The headings have been provided in CamelCase, rather than Snake_case
I will manually access and edit these, using the dataframe.column function
It would be nice to add an explanation for your decision. For example, after reading this suddenly I am curious, why snake_case? Why can’t we keep it in CamelCase? It is totally fine to state that you personally prefer snake_case over CamelCase. Or alternatively, you can state that snake_case is the naming convention preferred by Python in PEP 8 – Style Guide for Python Code.

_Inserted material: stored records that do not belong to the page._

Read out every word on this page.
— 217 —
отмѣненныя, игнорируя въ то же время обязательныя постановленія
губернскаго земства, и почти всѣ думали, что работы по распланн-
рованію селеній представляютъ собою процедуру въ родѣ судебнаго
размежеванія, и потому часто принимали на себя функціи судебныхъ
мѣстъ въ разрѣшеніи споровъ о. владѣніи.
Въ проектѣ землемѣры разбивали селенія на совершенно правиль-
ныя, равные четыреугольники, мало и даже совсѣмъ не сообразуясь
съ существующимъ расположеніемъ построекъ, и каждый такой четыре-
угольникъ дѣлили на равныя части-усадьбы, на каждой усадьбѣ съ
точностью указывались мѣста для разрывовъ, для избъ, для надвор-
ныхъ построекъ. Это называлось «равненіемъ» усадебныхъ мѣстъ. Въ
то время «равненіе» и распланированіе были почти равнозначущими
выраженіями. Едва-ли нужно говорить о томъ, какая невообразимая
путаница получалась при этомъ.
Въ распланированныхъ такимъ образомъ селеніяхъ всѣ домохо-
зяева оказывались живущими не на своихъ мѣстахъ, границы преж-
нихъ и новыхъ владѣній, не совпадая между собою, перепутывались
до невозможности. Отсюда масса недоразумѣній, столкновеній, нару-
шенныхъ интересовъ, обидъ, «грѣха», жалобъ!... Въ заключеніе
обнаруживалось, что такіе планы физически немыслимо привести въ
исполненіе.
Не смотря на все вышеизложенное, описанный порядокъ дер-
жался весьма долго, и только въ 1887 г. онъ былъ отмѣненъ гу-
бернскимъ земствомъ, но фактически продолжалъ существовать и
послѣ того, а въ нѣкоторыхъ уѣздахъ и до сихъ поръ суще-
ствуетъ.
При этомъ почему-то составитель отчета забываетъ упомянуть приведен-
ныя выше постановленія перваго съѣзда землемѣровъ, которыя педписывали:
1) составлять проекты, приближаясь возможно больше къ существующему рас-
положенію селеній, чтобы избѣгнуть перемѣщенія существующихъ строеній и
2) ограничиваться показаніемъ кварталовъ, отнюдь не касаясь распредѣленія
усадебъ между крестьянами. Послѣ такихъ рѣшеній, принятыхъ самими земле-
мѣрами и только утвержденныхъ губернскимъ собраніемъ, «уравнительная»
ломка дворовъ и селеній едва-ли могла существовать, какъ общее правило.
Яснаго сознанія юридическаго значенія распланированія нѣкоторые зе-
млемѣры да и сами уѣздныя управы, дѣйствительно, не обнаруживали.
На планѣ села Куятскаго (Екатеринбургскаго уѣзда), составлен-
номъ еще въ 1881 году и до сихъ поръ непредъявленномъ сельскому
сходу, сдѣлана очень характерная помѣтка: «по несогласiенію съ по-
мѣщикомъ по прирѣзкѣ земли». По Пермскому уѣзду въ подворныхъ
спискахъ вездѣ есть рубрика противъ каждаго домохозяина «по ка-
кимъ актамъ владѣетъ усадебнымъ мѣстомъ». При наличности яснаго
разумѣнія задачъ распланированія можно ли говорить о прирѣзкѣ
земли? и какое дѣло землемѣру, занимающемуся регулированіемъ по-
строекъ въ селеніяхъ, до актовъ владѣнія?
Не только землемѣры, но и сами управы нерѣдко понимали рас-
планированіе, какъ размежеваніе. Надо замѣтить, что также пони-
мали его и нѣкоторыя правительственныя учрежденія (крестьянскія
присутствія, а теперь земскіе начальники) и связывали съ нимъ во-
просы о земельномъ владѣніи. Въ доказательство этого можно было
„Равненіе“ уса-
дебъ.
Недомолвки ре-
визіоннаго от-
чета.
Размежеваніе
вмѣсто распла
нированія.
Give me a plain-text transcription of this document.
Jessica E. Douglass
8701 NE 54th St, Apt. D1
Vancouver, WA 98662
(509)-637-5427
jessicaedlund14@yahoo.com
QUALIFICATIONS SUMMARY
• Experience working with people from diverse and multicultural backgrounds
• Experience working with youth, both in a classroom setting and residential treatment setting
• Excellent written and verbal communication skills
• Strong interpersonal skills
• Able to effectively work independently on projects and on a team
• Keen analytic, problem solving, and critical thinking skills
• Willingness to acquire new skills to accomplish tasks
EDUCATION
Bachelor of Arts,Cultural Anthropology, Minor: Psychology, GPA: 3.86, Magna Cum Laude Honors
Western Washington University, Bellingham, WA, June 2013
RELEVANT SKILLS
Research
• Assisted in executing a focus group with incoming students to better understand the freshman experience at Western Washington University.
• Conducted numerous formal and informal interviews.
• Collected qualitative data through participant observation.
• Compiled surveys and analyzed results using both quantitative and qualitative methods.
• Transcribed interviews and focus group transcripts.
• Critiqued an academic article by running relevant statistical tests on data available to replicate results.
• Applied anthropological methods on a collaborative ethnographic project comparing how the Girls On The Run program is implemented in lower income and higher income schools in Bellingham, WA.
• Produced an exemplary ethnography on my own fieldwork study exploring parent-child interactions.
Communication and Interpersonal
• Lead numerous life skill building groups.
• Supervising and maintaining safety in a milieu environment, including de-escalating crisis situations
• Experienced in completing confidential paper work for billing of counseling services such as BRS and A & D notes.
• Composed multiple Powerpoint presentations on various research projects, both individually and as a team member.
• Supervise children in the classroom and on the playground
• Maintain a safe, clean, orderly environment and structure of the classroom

Adding this information will answer the curious question of the reader.
The top and bottom five values, look out of place, so I will convert values >= 10000000 and <= 100, to Null and then drop the rows with Null values
It would be nice to add your opinion on why do you think the values are out of place.
The new largest and smallest values seem like sensible prices of cars, although you would have to be very rich to afford, the most expensive in the list!
Why the new values are sensible?
However, to improve the quality of the data slightly, I’ve removed rows with registration years outside of 1950 - 2016
How does removing the rows outside of 1950 - 2016 will improve data quality?
This will allow us to identify any lin between price and mileage
Typo
autos.loc[:,'unrepaired_damage'].unique()
array(['nein', 'ja'], dtype=object)
It would be good to add an English translation of both nein and ja.
Additionally, please add a conclusion at the end that summarises and adds all of your findings in one place.
As a summary, the most important thing to note is that the reader doesn’t have any context or time to know what you were thinking when you are doing something. So it is very important to explain the reasoning behind certain decisions so that your actions can immediately make sense.
Overall, I liked your project. Hope my feedback is helpful.